Figure 2 with 1 supplement see all
Subclustering and pseudotime trajectory analyses of three major hemocyte types in shrimp hemolymph.

(A) Subclusters of hemocytes–prohemocytes (PH), monocytic hemocytes (MH), granulocytes (GH) are projected onto two-dimensional t-SNE plots. The numbers in the plots represent the subcluster number. (B) Dot plot showing corresponding expression of cluster marker genes. The color indicates mean expression and dot size represents the percentage of cells within the cluster expressing the marker. Last nine digits of each marker gene are the NCBI GeneID. (C) Expression of cell-cycle regulating genes in the six subtypes. Dot color indicates average expression levels and dot size displays the average percentage of cells with cell cycle controlling genes (Cdk1(ncbi_113818305), CycD(ncbi_113814652), and CycE(ncbi_113822658) for G1; stg(ncbi_113800052), CycA(ncbi_113821735), and CycB(ncbi_113803283) for G2; polo(ncbi_113805901), aurB(ncbi_113827838), and birc5(ncbi_113828653) for M) in each subcluster. (D) A differentiation trajectory of PH, GH, and MH subpopulation using Monocle2 (n=31821). (E) Differentiation trajectory reconstruction with 6 subclusters. PH lineage, GH lineage, and MH lineage were labelled with red, blue, and brown circles respectively. (F) A heatmap showing differentially expressed gene dynamics during hemocyte differentiation process. (G) Spline plots showing the expression dynamics of Fli1, c-Rel, and MAF. Imaginary line, monocytic hemocyte lineage; Full line, granulocyte lineage.

Identification of a macrophage-like phagocytic cell population in shrimp hemolymph

Next, we analyzed the similarities that MH2 might be sharing with terminally differentiated monocyte-like macrophages or dendritic cells. Recently, the Human Cell Atlas mapped the expression of most genes across major human cell types (Karlsson et al., 2021). We compared MH2 marker genes with that in the human database and found human homologs for nine MH2 marker genes including chitotriosidase (CHIT1), lysozyme (Lyz1), lipase (LIPF), legumain (LGMN), Nlrp3, alpha-N-acetylgalactosaminidase (NAGA), zinc finger E-box-binding homeobox 1(zfh1), caspase1 (Casp1), and NPC intracellular cholesterol transporter 2 (NPC2). These genes were specifically expressed in human macrophages, including in some tissue-specific macrophages such as Kupffer cells and Hofbauer cells (Figure 3A, Figure 3—figure supplement 1, Figure 1—figure supplement 2B; Karlsson et al., 2021). This suggests that MH2 might be the invertebrate homolog of human macrophages, and various tissue-specific macrophages could have evolved from a common primitive cell type.

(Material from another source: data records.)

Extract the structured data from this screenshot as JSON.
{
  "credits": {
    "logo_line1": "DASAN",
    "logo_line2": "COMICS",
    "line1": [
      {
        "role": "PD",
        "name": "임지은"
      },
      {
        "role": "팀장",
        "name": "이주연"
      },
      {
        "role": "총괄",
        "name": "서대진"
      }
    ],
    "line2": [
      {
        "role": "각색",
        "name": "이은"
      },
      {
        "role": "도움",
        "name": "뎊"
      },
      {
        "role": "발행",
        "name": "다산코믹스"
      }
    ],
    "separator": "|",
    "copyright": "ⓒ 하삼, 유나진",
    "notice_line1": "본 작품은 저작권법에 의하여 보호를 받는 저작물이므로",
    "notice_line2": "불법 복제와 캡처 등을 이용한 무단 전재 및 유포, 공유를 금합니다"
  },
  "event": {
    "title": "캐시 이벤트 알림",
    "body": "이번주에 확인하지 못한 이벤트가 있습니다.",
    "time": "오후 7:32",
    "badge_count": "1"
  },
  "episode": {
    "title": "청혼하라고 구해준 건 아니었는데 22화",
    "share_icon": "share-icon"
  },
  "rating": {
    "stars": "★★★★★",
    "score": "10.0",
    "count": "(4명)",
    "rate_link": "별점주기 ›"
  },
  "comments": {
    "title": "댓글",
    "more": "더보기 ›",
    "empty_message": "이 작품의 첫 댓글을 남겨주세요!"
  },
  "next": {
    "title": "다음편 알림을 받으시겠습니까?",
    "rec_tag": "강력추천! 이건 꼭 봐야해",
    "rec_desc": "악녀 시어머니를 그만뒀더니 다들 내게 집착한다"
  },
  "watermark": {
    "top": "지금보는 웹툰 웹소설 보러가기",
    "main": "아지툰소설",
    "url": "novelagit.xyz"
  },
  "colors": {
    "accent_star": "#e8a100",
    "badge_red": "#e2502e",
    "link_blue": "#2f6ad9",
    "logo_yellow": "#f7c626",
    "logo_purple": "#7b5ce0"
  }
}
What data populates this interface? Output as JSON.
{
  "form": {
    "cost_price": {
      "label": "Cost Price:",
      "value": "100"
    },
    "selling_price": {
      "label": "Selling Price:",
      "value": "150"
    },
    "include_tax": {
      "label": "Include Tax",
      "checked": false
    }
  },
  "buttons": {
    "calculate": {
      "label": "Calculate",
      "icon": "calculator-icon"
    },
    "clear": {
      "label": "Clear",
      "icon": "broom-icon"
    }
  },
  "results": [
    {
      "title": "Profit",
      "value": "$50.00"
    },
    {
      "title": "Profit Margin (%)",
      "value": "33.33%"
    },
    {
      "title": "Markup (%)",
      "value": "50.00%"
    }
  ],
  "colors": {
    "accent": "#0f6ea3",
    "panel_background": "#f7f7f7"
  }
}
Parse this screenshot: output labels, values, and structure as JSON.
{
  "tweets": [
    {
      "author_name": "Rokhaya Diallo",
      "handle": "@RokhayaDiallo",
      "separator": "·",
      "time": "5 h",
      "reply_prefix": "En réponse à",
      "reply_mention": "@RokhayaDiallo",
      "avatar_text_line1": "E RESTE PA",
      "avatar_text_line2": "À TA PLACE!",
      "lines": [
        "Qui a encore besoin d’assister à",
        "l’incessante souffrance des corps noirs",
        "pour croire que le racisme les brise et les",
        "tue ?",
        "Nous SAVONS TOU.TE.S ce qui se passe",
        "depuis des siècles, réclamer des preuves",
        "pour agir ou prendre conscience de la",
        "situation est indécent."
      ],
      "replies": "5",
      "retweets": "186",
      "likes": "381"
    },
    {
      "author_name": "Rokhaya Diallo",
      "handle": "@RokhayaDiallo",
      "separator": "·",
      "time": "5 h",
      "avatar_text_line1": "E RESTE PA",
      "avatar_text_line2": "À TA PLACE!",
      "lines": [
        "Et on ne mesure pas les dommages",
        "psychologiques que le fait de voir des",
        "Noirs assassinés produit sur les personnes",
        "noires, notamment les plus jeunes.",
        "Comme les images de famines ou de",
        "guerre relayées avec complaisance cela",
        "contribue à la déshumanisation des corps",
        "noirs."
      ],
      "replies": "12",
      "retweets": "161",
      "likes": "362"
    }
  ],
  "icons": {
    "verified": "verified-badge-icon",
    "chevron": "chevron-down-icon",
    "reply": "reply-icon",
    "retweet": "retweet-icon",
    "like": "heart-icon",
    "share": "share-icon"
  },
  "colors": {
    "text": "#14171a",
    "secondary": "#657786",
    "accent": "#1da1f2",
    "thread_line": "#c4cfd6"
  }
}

Figure 3 with 1 supplement see all
Identification of MH2 as macrophage-like phagocytic cells.

(A) Comparison between MH2 and human macrophage marker genes. (B) A representative contour plot of shrimp hemocytes against FITC-VP. Threshold intensity (FITC-A) was set to <103 representing control hemocytes (R2), and >2 × 103 representing phagocytic hemocytes (R1). R1 and R2 were sorted based on the forward scatter (FSC) and fluorescence intensity (FITC) two-dimensional space. (C) Confocal microscopy of sorted hemocytes (R1) with ingested FITC-labelled Vibrio Parahemolyticus. Green, ingested Vibrio Parahemolyticus; Blue, nuclei. Scale bar: 10 μM. (D) Efficiency of the phagocytosis inhibitor on the Vibrio Parahemolyticus uptake of shrimp hemocytes. The results are presented as mean ± SD of 6–8 replicates. Asterisks denote statistical significance (**p=0.007) between the control and different treatments. (E) Differential gene expression analysis (CHIT1 (**p=0.004), Lyz1 (*p=0.049), and NAGA (*p=0.032)) between R1 and R2 sorted using FACS and analyzed using qPCR. (F) Differential protein expression analysis (NAGA, LYZ1, and NLRP3) between R1 and R2 sorted using FACS. The immunoblot signals were quantified with ImageJ. The relative immunoblot signal intensities of NAGA (*p=0.011), LYZ1 (*p=0.022), and NLRP3 (**p=0.009) compared with that of ß-actin were recorded with bar chart. Both qPCR and immunoblot data were analyzed using the student t test.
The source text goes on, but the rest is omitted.